National Center for Biotechnology Information (NCBI), National Library of Medicine (NLM), National Institutes of Health (NIH), Bethesda, Maryland, 20894, USA.
School of Computer Science and Technology, Dalian University of Technology, Dalian, Liaoning, 116023, China.
Sci Data. 2019 May 10;6(1):52. doi: 10.1038/s41597-019-0055-0.

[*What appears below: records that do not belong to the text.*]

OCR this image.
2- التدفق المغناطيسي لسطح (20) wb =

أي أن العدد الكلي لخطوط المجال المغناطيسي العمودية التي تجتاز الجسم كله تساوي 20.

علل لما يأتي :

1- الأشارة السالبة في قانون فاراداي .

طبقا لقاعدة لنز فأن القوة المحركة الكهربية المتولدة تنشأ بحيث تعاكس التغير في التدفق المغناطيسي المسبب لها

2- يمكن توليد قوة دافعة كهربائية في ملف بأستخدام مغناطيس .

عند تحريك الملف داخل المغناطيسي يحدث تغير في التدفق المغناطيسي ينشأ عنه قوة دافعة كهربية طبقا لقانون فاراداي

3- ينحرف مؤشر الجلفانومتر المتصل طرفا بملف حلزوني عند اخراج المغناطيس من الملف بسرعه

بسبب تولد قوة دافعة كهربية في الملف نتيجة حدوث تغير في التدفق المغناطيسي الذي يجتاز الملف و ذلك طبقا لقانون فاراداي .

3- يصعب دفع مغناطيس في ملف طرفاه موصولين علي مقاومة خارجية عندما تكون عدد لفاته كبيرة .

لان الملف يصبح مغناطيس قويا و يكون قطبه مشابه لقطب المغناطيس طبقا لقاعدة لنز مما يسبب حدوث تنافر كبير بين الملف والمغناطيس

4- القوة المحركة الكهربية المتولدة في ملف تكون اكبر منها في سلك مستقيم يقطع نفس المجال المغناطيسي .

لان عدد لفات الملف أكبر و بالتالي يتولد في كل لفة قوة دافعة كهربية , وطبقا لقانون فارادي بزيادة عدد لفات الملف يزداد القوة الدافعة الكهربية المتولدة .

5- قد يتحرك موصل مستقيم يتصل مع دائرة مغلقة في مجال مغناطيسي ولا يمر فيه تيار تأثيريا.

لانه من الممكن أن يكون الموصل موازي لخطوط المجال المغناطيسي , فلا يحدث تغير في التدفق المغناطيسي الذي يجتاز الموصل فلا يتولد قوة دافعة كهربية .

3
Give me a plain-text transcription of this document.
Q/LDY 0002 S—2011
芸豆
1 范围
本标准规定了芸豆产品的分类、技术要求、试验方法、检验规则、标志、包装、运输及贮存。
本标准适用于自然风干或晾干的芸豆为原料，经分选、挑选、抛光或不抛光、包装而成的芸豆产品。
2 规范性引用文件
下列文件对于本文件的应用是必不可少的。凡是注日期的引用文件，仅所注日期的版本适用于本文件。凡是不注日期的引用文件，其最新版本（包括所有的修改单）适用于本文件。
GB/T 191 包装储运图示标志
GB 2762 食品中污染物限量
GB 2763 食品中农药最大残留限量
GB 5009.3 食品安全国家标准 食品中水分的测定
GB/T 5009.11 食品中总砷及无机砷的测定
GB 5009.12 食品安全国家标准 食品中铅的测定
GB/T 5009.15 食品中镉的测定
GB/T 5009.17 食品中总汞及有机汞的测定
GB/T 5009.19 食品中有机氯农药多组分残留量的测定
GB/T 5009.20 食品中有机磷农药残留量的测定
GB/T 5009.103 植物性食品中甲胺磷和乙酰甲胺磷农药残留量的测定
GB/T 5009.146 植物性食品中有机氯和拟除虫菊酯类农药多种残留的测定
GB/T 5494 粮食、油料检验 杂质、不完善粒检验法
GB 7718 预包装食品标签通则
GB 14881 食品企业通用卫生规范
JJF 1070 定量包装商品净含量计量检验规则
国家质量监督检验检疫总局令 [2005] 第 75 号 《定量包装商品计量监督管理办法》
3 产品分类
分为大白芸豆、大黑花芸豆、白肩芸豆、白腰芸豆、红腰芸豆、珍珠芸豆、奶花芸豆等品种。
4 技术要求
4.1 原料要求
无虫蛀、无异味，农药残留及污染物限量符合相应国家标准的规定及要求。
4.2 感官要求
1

Distributed word representations have become an essential foundation for biomedical natural language processing (BioNLP), text mining and information retrieval. Word embeddings are traditionally computed at the word level from a large corpus of unlabeled text, ignoring the information present in the internal structure of words or any information available in domain specific structured resources such as ontologies. However, such information holds potentials for greatly improving the quality of the word representation, as suggested in some recent studies in the general domain. Here we present BioWordVec: an open set of biomedical word vectors/embeddings that combines subword information from unlabeled biomedical text with a widely-used biomedical controlled vocabulary called Medical Subject Headings (MeSH). We assess both the validity and utility of our generated word embeddings over multiple NLP tasks in the biomedical domain. Our benchmarking results demonstrate that our word embeddings can result in significantly improved performance over the previous state of the art in those challenging tasks.
分布式单词表示已成为生物医学自然语言处理 (BioNLP)、文本挖掘和信息检索的重要基础。单词嵌入通常是从大量未标记的文本中在单词级别上计算的,忽略了单词内部结构中存在的信息或任何在特定领域的结构化资源(如本体)中可用的信息。然而,正如一些在一般领域的最近研究中所表明的那样,这种信息具有极大地提高单词表示质量的潜力。在这里,我们提出了 BioWordVec:一组开放的生物医学单词向量/嵌入,它结合了来自未标记的生物医学文本的子词信息和一种广泛使用的生物医学受控词汇,称为医学主题词 (MeSH)。我们在多个生物医学领域的 NLP 任务上评估了我们生成的单词嵌入的有效性和实用性。我们的基准测试结果表明,在这些具有挑战性的任务中,我们的单词嵌入可以显著提高性能,超过之前的最先进水平。